Jessé Souza demonstra que a herança escravocrata falou mais
alto em 1954 contra Getúlio Vargas (cujo suicídio adiou o golpe civil-militar
em 10 anos), no golpe de 1964 contra Jango, e contra Dilma em 2016. O autor
fala que a política de inclusão social dos governos progressistas de Lula e
Dilma provocou leves mudanças na estrutura social, mas, foi o suficiente para a
“elite do atraso” acionar seus buldózers destruindo as fundações da nova
pirâmide social que se pretendia inversa.
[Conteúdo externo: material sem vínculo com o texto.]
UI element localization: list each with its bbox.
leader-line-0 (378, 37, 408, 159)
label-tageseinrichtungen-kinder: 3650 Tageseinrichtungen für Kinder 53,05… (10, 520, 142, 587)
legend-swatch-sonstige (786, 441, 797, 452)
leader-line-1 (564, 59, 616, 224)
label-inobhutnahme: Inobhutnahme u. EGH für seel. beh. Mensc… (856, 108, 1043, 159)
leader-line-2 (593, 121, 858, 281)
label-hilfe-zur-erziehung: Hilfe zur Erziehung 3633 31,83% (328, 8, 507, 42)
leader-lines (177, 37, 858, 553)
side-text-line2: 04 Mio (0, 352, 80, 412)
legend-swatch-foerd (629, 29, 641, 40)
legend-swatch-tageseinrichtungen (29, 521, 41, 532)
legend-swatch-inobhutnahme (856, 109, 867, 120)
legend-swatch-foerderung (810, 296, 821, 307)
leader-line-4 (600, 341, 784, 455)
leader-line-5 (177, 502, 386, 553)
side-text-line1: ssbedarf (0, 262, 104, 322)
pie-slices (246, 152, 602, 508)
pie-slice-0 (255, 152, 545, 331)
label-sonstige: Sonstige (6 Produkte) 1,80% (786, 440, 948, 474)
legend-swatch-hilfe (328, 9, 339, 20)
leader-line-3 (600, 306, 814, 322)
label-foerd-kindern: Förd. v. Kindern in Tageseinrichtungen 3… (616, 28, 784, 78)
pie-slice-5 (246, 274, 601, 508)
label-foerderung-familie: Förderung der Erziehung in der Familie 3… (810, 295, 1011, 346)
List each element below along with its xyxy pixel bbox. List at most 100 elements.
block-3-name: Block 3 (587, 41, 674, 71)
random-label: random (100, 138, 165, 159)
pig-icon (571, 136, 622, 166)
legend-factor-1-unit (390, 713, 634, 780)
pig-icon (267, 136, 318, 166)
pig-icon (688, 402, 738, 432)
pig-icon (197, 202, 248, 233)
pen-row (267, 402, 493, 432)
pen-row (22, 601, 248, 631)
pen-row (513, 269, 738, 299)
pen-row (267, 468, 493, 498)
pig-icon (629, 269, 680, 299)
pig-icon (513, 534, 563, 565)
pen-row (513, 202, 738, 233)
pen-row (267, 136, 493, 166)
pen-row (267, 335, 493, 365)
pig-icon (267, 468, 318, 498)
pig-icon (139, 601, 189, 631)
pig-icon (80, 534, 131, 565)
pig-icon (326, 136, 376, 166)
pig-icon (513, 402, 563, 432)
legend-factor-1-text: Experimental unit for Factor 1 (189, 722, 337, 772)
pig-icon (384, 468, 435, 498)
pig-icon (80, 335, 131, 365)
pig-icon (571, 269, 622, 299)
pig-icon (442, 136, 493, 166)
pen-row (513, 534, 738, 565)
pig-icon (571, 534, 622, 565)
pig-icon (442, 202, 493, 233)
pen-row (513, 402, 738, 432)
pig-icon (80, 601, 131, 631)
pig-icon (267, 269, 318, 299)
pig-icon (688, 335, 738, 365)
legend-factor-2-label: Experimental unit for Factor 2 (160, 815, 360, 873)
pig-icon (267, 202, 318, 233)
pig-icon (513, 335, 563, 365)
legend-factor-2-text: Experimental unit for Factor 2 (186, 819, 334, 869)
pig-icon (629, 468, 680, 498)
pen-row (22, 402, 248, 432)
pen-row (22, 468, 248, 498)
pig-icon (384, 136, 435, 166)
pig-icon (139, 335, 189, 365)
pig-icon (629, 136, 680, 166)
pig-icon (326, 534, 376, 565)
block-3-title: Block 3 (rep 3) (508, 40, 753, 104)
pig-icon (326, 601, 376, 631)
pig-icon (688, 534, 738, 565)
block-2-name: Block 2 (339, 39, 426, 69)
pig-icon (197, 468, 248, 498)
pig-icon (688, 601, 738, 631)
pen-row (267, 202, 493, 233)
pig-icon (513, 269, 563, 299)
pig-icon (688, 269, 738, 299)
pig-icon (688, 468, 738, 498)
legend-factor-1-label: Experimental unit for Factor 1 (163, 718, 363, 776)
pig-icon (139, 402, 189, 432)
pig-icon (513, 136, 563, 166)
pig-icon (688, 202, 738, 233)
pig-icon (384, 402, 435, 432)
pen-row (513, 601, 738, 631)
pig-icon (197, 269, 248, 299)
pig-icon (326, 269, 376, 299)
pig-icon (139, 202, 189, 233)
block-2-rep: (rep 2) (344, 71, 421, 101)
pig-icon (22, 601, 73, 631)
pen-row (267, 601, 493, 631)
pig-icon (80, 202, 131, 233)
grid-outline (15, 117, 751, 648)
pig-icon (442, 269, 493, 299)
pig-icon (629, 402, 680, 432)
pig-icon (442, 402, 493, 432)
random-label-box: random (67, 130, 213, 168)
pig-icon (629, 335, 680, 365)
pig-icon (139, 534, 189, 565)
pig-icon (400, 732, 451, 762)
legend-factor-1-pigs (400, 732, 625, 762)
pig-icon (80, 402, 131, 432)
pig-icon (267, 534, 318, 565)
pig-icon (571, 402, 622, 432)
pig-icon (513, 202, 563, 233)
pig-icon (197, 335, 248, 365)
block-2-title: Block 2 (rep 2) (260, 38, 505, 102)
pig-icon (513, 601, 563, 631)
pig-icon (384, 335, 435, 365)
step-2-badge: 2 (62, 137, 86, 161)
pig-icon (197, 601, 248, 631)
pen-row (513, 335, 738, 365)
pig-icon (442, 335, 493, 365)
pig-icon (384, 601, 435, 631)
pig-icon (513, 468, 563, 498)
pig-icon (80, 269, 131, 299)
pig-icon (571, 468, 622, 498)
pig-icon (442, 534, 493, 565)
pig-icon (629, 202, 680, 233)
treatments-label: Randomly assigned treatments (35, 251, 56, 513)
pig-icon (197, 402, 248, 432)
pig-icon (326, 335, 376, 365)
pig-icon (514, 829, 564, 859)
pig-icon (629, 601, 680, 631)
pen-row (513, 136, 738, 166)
Jessé demonstra em seu livro que as
mesmas elites que combatem o Estado e o desejam mínimo para a população que
dele necessita, o quer máximo a serviço de seu enriquecimento privado. As
mesmas elites que se dizem contra a corrupção, construíram impérios por meio dela
e na maioria das vezes fazendo uso do Estado em seu benefício, seja por
empréstimos a juros subsidiados e muitas vezes não pagos; por leis que privilegiam
os latifundiários com a baixíssima tributação; ou ainda, por maracutaias
financeiras livres de punição por meio de leis construídas por políticos
aliados e/ou financiados para este fim; ou ainda pela omissão/participação do
Poder Judiciário. Souza afirma ainda que a teoria sociológica hegemônica no
país é utilizada por grupos corruptos que hipocritamente erguem a bandeira do
combate à corrupção, e tal como o ilusionista (mágico) desvia o olhar da
população que vê no Estado a causa de todos os seus males, quando na realidade este
se encontra no sistema capitalista que favorece a corrupção não apenas no
Brasil, mas, em todo o planeta, e no qual os verdadeiros e maiores agentes da
corrupção (grupos financeiros, industriais e comerciais) encontram-se no
mercado tido como virtuoso.
Jessé Souza
pretende contribuir para que a multidão de excluídos e as parcelas da classe
média progressista e a aquela feita de tola entenda que este país pode ser
melhor para todos, quando todos conseguirem enxergar o que há por trás desse
discurso cientificamente construído (para manter intactas as estruturas de uma
das sociedades mais perversas do mundo), e, de posse deste saber renovado reconstruam
o país de forma que a todos seja garantida a dignidade humana, e ao país, a
soberania nacional.
Sugestão de boa leitura:
A tolice da inteligência brasileira: ou como o país
se deixa manipular pela elite – Jessé Souza.
Ed. Leya, 2015.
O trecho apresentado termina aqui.